Di benak banyak orang, rumah adalah tempat perlindungan paling aman, terutama bagi anak-anak. Namun, di tengah laju zaman dan derasnya arus digital, rumah justru kian terancam kehilangan maknanya sebagai ruang aman.
Fenomena terbaru yang viral di media sosial mengungkap keberadaan komunitas maya 'fantasi sedarah' yang menyebarkan dan bertukar konten fantasi inses, dengan jumlah anggota mencapai puluhan ribu.
Tak sekadar mengejutkan, ini mengundang pertanyaan mendalam: bagaimana mungkin ruang yang mestinya melindungi justru menjadi sumber kekerasan yang terbungkus dalam ilusi ‘fantasi’?
Kaburnya Batas antara Imajinasi dan Kekerasan
Fantasi seksual dalam ranah privat mungkin selama ini dianggap wilayah personal yang tak perlu diganggu.
Namun ketika isi fantasi menyentuh tema relasi sedarah—antara ayah dan anak, kakak dan adik, atau anggota keluarga lain—dan disebarluaskan dalam bentuk narasi atau diskusi publik, maka batas antara imajinasi dan kekerasan menjadi kabur.

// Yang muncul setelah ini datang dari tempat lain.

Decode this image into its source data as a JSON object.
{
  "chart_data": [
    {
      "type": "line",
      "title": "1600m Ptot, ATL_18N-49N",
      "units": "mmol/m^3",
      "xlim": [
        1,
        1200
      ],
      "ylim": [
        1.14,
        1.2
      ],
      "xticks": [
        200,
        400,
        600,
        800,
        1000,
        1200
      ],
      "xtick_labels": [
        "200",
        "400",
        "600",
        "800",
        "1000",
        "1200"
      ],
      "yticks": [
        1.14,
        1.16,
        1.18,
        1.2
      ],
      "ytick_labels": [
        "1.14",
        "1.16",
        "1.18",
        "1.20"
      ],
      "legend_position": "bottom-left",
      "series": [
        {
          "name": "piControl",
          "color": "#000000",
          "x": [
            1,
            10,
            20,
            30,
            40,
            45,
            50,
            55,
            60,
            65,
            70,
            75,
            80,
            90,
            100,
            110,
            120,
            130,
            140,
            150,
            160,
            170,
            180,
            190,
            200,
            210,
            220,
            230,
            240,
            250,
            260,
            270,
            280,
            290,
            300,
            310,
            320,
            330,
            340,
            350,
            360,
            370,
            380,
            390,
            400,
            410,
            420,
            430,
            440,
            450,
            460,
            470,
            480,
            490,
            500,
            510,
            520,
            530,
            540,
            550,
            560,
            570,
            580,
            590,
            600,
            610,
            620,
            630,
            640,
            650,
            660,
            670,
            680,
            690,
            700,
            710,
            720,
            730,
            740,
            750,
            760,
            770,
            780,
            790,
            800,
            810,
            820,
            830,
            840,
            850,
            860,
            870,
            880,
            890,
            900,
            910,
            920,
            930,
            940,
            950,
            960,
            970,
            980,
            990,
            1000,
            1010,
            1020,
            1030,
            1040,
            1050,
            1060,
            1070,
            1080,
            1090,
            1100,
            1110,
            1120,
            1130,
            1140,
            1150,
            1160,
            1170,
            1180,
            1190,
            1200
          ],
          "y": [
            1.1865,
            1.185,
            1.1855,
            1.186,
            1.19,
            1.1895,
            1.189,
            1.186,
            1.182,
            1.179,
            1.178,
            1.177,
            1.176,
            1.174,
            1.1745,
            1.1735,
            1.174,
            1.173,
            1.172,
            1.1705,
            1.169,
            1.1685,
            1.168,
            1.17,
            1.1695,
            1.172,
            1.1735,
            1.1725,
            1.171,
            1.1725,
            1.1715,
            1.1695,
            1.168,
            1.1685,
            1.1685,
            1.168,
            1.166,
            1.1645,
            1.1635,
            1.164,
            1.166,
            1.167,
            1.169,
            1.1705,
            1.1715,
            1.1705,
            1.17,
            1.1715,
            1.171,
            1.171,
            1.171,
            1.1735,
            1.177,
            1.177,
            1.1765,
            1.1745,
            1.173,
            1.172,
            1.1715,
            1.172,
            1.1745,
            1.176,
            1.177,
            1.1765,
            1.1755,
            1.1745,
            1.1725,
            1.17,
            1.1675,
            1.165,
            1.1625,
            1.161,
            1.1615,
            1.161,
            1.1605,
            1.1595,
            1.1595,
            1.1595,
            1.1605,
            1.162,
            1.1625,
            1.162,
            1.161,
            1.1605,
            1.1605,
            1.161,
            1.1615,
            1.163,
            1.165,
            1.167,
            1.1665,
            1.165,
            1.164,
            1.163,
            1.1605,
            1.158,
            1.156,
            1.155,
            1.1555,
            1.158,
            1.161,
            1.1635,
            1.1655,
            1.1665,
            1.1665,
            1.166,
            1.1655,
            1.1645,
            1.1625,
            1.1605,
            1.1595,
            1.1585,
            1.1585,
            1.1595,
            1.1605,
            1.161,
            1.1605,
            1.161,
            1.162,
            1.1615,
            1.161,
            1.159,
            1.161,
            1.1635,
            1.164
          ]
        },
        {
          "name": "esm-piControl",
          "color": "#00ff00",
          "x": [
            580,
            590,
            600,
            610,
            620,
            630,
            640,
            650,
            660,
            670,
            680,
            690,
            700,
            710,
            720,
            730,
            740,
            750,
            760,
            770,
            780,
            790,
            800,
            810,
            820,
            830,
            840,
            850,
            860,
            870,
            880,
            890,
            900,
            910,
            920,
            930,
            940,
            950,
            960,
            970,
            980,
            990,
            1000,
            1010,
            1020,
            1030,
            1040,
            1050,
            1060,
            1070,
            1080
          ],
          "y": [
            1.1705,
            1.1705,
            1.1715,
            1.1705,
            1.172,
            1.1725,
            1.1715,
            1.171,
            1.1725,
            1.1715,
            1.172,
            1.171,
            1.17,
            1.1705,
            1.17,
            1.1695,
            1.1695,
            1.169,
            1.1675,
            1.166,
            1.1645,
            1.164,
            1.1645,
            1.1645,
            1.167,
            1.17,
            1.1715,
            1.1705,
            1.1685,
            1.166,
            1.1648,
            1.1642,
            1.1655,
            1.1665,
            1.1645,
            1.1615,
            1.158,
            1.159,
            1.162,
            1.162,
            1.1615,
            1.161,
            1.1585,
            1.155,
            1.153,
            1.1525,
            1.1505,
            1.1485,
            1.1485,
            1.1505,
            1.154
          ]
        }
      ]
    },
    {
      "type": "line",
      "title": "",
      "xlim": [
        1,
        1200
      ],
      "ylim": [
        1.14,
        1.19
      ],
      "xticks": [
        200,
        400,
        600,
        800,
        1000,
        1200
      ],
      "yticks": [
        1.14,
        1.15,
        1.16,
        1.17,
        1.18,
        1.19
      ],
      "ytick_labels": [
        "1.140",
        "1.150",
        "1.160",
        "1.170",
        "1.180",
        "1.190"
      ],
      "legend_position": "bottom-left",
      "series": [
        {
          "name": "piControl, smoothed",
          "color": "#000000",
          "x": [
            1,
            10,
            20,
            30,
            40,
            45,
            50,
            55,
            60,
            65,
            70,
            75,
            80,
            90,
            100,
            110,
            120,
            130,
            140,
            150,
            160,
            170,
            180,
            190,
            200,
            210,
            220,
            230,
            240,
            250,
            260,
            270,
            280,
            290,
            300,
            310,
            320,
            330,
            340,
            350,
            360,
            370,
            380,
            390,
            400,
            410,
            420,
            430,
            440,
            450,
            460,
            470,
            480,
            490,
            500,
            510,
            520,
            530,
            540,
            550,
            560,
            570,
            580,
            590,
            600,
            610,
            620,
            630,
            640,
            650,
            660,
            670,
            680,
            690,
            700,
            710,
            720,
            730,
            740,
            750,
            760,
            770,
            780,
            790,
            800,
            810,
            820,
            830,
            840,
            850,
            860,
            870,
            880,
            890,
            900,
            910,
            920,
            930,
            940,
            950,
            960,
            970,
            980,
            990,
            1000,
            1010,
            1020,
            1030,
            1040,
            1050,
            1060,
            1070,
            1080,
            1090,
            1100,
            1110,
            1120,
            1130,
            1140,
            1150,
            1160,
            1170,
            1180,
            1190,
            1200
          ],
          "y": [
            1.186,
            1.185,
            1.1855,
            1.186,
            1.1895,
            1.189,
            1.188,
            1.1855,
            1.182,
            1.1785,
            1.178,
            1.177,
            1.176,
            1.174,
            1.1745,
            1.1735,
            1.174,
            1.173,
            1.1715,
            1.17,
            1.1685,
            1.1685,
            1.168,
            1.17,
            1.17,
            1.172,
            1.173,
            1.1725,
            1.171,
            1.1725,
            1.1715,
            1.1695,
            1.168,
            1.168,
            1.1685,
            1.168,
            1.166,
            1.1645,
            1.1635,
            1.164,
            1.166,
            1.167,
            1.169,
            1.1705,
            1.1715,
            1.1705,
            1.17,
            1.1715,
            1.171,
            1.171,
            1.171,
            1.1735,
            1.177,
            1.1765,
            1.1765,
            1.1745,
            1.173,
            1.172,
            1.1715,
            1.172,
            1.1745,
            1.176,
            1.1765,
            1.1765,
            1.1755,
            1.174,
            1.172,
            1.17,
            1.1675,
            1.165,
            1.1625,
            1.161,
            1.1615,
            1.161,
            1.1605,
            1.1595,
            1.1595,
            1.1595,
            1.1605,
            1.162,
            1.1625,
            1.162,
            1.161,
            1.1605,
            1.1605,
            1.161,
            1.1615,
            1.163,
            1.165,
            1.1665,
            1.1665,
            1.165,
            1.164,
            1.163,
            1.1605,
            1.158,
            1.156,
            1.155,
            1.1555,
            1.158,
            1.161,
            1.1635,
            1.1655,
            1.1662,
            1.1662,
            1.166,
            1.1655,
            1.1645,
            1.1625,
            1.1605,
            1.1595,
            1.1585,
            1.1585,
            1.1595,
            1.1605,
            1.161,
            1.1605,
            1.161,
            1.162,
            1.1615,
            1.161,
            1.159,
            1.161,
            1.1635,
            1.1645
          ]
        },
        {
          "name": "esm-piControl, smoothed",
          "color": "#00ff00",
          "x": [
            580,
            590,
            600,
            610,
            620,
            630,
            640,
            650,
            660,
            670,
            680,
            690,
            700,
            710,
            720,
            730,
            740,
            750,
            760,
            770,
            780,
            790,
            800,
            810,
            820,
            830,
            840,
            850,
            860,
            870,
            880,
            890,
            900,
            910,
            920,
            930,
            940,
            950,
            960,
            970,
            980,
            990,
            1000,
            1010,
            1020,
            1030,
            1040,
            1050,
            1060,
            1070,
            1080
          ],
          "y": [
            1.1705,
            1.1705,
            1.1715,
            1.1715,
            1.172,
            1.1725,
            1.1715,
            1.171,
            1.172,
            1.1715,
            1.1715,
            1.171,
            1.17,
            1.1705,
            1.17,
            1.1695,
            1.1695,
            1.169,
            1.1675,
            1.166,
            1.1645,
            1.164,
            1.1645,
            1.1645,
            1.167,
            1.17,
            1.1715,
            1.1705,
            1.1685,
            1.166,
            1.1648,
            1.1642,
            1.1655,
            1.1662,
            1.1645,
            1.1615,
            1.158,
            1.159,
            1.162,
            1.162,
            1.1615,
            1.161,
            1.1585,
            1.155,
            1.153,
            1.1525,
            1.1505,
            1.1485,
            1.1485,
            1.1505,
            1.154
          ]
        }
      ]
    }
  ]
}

Dalam pandangan Sigmund Freud, dorongan bawah sadar dapat membentuk khayalan seksual yang muncul dari konflik masa kecil, baik nyata maupun sekadar rekaman mental.
Salah satu konsepnya, “primal scene”, menyebut bahwa anak-anak yang tanpa sengaja menyaksikan interaksi seksual orang tuanya bisa menyimpan gambaran tersebut dalam bawah sadar dan mengembangkannya menjadi fantasi seksual.
Meski Freud tidak melegitimasi fantasi inses, ia mengakui bahwa ketegangan antara hasrat dan larangan sosial bisa muncul sebagai konflik psikologis dalam benak manusia.
Namun jika kita berhenti pada pemahaman ini, kita berisiko menyederhanakan masalah dan bahkan membuka ruang pembenaran.